Capability The client may now call
tools tools/list, tools/call
resources resources/list, resources/templates/list, resources/read
prompts prompts/list, prompts/get

MCPServer serves all three primitives, so all three are always declared.

Notice what isn't there. completions (argument autocomplete for resource templates and prompts) needs a handler you write, this server doesn't have one, so the capability is absent and a well-behaved client won't ask. That's the rule for everything optional: register the thing and the capability appears; Completions proves it.

Info

Client(mcp) is the same in-memory client every example in this tutorial is tested with, and it's how you'll test yours. It gets a whole chapter: Testing.

What you did not write

Look back over this page. You wrote three small Python functions. You did not write:

  • A JSON Schema. a: int, b: int is the schema for add.
  • A request handler. tools/list, resources/read, prompts/get: all served for you.
  • A capability declaration. MCPServer made it for you.
  • A line of protocol. The handshake, the version negotiation, the JSON-RPC framing: all of it happened inside mcp dev and Client(mcp), and you never saw it.

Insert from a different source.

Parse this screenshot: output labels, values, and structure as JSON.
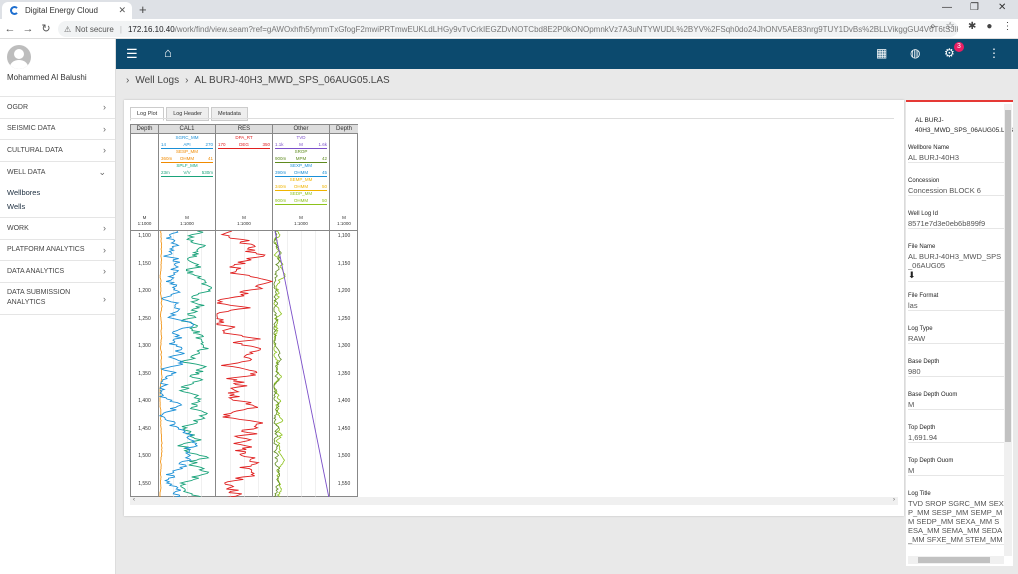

That ratio is the whole point of the SDK.

Recap

  • A host is the LLM app, a client is its MCP-speaking half, a server is what you build.
  • Tools are model-controlled, resources are application-controlled, prompts are user-controlled.
  • One decorator per primitive: @mcp.tool(), @mcp.resource(uri), @mcp.prompt(). Name, description, and schema come from the function.
  • A URI with a {param} makes a resource template, listed separately from concrete resources.
  • The server's capabilities are declared for you, and a client only asks for what a server declares.
  • Client(mcp) connects to the server object in memory: your test harness from day one.

Each primitive now gets its own chapter, starting with the one the model drives: Tools.